Intimate Conversations: Christian Sexuality Beyond Purity Culture by Susannah Larry (Herald Press, 2026)

The term “purity culture” might be unfamiliar to folks outside White evangelical spaces. But its principles inform how many of us understand and talk about human sexuality. Or not talk about it, since shame around sex, desire and the body is an unspoken byproduct of purity culture. Sex is something to be whispered about behind closed doors. 

In Intimate Conversations, Susannah Larry invites readers to explore human sexuality without shame and embarrassment. Her grace-filled book operates from the premise that every part of ourselves, including our sexuality, reflects our Creator, and that living faithfully requires that we love not only our neighbors and God but ourselves and our sexuality as well. 

This affirmation rarely exists in purity culture, despite its insistence that sex is special and sexual purity a gift from God. Within purity culture, girls and women are especially responsible for remaining sexually pure. They are guilty of causing males to “stumble” when they wear something presumably immodest or act in ways considered “provocative.” According to purity culture, those who have sex outside of marriage may face a reckoning, their bodies publicly compared to a crushed rose, a crumpled dollar bill or a chewed piece of gum: metaphors that suggest irrevocable brokenness.

Larry writes that although her parents shielded her from explicit purity-culture messaging, its principles seeped into her consciousness anyway. They affected her sense of self and sexuality and did not prepare her for the trauma she experienced in her first marriage nor the domestic violence in her second. Her willingness to narrate the devastating outcomes of purity culture ideology helps frame her introduction to a holistic understanding of sexuality grounded in biblical interpretation and Christian theology. 

Larry also critiques progressive Christian approaches to sex and sexuality. She says progressive Christians don’t offer strong messaging to counter purity culture, leaving young people to sort out mixed signals about their bodies and sex. Intimate Conversations endeavors to provide a new take on human sexuality, colored not by confusion and contradiction but by a compelling sense that the next generation can learn to “share their bodies, when the time and place is right for them, with reverence and love and boundaries and hope for a renewed world.”

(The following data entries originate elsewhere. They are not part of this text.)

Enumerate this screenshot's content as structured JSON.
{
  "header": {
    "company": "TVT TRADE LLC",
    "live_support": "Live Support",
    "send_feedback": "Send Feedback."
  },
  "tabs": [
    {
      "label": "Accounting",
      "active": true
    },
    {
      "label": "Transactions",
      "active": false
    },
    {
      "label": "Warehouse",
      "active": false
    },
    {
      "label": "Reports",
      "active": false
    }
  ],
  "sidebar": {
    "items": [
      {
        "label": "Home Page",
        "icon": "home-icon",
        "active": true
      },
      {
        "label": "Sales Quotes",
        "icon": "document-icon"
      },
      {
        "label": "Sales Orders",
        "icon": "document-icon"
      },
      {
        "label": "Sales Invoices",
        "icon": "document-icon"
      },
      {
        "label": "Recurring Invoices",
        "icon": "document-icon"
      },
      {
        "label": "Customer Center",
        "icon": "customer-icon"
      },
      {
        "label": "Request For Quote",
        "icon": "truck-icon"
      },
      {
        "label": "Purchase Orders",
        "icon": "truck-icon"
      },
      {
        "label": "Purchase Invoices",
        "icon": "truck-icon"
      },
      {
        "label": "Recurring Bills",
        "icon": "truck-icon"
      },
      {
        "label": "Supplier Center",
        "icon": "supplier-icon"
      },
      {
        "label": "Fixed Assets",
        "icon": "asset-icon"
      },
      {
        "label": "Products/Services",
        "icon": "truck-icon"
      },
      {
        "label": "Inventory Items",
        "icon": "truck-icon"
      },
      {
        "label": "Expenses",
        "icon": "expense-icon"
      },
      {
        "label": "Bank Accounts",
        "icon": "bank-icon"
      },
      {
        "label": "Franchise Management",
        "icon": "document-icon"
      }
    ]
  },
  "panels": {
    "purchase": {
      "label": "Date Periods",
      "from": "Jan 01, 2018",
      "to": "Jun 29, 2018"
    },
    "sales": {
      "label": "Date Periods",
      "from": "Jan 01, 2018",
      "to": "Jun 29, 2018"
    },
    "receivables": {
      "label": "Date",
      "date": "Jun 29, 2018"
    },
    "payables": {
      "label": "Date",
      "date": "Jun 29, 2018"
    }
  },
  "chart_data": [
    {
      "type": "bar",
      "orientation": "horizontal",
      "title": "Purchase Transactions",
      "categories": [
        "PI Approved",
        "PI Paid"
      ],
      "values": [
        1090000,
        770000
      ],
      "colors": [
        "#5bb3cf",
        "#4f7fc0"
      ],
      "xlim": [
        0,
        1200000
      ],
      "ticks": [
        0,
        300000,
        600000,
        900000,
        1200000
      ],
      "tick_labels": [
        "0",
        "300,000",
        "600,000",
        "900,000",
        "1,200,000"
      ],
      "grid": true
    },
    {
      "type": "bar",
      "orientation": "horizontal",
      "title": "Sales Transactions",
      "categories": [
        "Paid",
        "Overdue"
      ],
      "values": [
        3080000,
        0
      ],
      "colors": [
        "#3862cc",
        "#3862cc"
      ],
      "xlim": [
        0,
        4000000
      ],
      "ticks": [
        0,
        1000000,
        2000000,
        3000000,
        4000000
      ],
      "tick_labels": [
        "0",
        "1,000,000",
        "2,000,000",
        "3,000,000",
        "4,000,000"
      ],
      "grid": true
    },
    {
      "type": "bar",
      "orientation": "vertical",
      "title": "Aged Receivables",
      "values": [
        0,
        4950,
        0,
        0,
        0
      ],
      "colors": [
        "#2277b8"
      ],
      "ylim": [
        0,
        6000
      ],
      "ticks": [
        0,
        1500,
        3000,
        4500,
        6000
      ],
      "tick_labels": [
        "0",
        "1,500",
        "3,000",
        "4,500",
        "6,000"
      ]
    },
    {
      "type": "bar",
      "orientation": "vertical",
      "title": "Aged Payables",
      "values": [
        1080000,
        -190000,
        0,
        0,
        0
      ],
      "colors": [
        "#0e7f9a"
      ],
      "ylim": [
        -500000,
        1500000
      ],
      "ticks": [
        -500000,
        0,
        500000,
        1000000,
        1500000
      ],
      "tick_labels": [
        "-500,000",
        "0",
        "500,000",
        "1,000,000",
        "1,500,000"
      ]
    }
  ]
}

The first part of Intimate Conversations explores biblical content on sexuality. Although the Old Testament especially has been used to craft laws dictating sexual behavior, Larry examines the contradictions and cultural assumptions at the heart of the Old Testament stories and concludes that “the Hebrew Bible seems to offer an expansive portrait of what sexuality in our world looks like, with a bit of fantasy, realism, practicality, regulation and ecstasy thrown in.” 

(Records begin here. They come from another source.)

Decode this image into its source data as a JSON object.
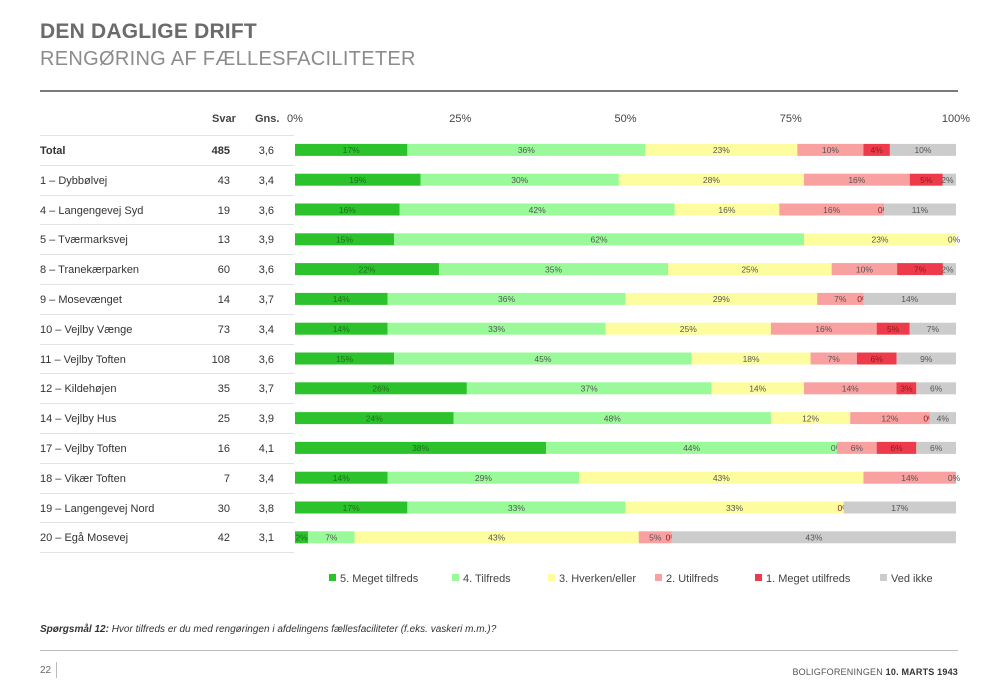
{
  "header": {
    "title": "DEN DAGLIGE DRIFT",
    "subtitle": "RENGØRING AF FÆLLESFACILITETER"
  },
  "table": {
    "col_svar": "Svar",
    "col_gns": "Gns."
  },
  "chart_data": {
    "type": "bar",
    "orientation": "horizontal",
    "stacked": "100%",
    "x_ticks": [
      "0%",
      "25%",
      "50%",
      "75%",
      "100%"
    ],
    "xlim": [
      0,
      100
    ],
    "legend_position": "bottom",
    "series": [
      {
        "name": "5. Meget tilfreds",
        "color": "#2cc22c"
      },
      {
        "name": "4. Tilfreds",
        "color": "#9afa9a"
      },
      {
        "name": "3. Hverken/eller",
        "color": "#fdfda0"
      },
      {
        "name": "2. Utilfreds",
        "color": "#f9a0a0"
      },
      {
        "name": "1. Meget utilfreds",
        "color": "#ee3b4b"
      },
      {
        "name": "Ved ikke",
        "color": "#cccccc"
      }
    ],
    "rows": [
      {
        "name": "Total",
        "svar": "485",
        "gns": "3,6",
        "values": [
          17,
          36,
          23,
          10,
          4,
          10
        ],
        "labels": [
          "17%",
          "36%",
          "23%",
          "10%",
          "4%",
          "10%"
        ]
      },
      {
        "name": "1 – Dybbølvej",
        "svar": "43",
        "gns": "3,4",
        "values": [
          19,
          30,
          28,
          16,
          5,
          2
        ],
        "labels": [
          "19%",
          "30%",
          "28%",
          "16%",
          "5%",
          "2%"
        ]
      },
      {
        "name": "4 – Langengevej Syd",
        "svar": "19",
        "gns": "3,6",
        "values": [
          16,
          42,
          16,
          16,
          0,
          11
        ],
        "labels": [
          "16%",
          "42%",
          "16%",
          "16%",
          "0%",
          "11%"
        ]
      },
      {
        "name": "5 – Tværmarksvej",
        "svar": "13",
        "gns": "3,9",
        "values": [
          15,
          62,
          23,
          0,
          0,
          0
        ],
        "labels": [
          "15%",
          "62%",
          "23%",
          "",
          "",
          "0%"
        ]
      },
      {
        "name": "8 – Tranekærparken",
        "svar": "60",
        "gns": "3,6",
        "values": [
          22,
          35,
          25,
          10,
          7,
          2
        ],
        "labels": [
          "22%",
          "35%",
          "25%",
          "10%",
          "7%",
          "2%"
        ]
      },
      {
        "name": "9 – Mosevænget",
        "svar": "14",
        "gns": "3,7",
        "values": [
          14,
          36,
          29,
          7,
          0,
          14
        ],
        "labels": [
          "14%",
          "36%",
          "29%",
          "7%",
          "0%",
          "14%"
        ]
      },
      {
        "name": "10 – Vejlby Vænge",
        "svar": "73",
        "gns": "3,4",
        "values": [
          14,
          33,
          25,
          16,
          5,
          7
        ],
        "labels": [
          "14%",
          "33%",
          "25%",
          "16%",
          "5%",
          "7%"
        ]
      },
      {
        "name": "11 – Vejlby Toften",
        "svar": "108",
        "gns": "3,6",
        "values": [
          15,
          45,
          18,
          7,
          6,
          9
        ],
        "labels": [
          "15%",
          "45%",
          "18%",
          "7%",
          "6%",
          "9%"
        ]
      },
      {
        "name": "12 – Kildehøjen",
        "svar": "35",
        "gns": "3,7",
        "values": [
          26,
          37,
          14,
          14,
          3,
          6
        ],
        "labels": [
          "26%",
          "37%",
          "14%",
          "14%",
          "3%",
          "6%"
        ]
      },
      {
        "name": "14 – Vejlby Hus",
        "svar": "25",
        "gns": "3,9",
        "values": [
          24,
          48,
          12,
          12,
          0,
          4
        ],
        "labels": [
          "24%",
          "48%",
          "12%",
          "12%",
          "0%",
          "4%"
        ]
      },
      {
        "name": "17 – Vejlby Toften",
        "svar": "16",
        "gns": "4,1",
        "values": [
          38,
          44,
          0,
          6,
          6,
          6
        ],
        "labels": [
          "38%",
          "44%",
          "0%",
          "6%",
          "6%",
          "6%"
        ]
      },
      {
        "name": "18 – Vikær Toften",
        "svar": "7",
        "gns": "3,4",
        "values": [
          14,
          29,
          43,
          14,
          0,
          0
        ],
        "labels": [
          "14%",
          "29%",
          "43%",
          "14%",
          "",
          "0%"
        ]
      },
      {
        "name": "19 – Langengevej Nord",
        "svar": "30",
        "gns": "3,8",
        "values": [
          17,
          33,
          33,
          0,
          0,
          17
        ],
        "labels": [
          "17%",
          "33%",
          "33%",
          "",
          "0%",
          "17%"
        ]
      },
      {
        "name": "20 – Egå Mosevej",
        "svar": "42",
        "gns": "3,1",
        "values": [
          2,
          7,
          43,
          5,
          0,
          43
        ],
        "labels": [
          "2%",
          "7%",
          "43%",
          "5%",
          "0%",
          "43%"
        ]
      }
    ]
  },
  "question": {
    "label": "Spørgsmål 12:",
    "text": " Hvor tilfreds er du med rengøringen i afdelingens fællesfaciliteter (f.eks. vaskeri m.m.)?"
  },
  "footer": {
    "page": "22",
    "org": "BOLIGFORENINGEN ",
    "date": "10. MARTS 1943"
  }
}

Larry’s explication of Gos­pel stories is especially meaningful. Jesus’ encounter with the woman caught in adultery (John 8) reflects a nonjudgmental response to her presumed sexual transgressions. We might fail to meet “God’s vision for our sexuality,” Larry says, and still, “if Jesus has any straightforward lessons to teach us about sexuality, it may be that we are in no position to declare anyone outside of God’s mercy and justice.” 

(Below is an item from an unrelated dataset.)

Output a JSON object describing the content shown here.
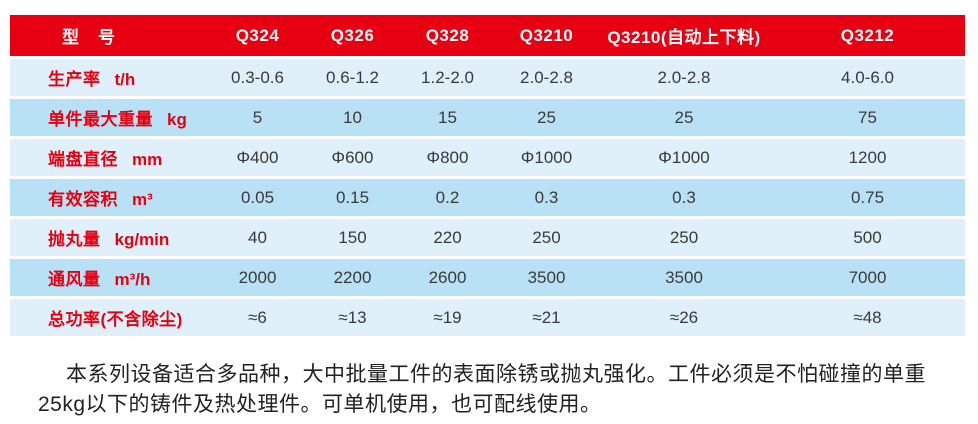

The Gospels remind us that we are made for relationship — with God and with others — and that healthy sexuality is part of the way we can know and love others fully, giving completely of ourselves. God wants more for us than to be sexual vassals for other people. 

Larry says knowing our own worth and loving our own body is an important part of creating and sustaining healthy sexual relationships. “It’s actually super hard to love our neighbors when we are incapable of loving ourselves,” she says. Sexual intimacy on its own does not connote worth. Only our identity as an image-bearer of the Creator, and our relationship to the Creator, can do that. 

Intimate Conversations provides guidelines for boundaries within sexual relationships. It offers wisdom about navigating challenges couples may face, from infidelity to sexual dysfunction and trauma. For those experiencing sexual brokenness, Jesus offers restoration and healing. 

Larry wants her book to provoke conversation. When we open ourselves to conversations about Christian sexual ethics, we are more likely to understand the gift of sexuality. Intimate Conversations is an excellent place to start. 

 

Melanie Springer Mock is professor of English at George Fox University in Newberg, Ore.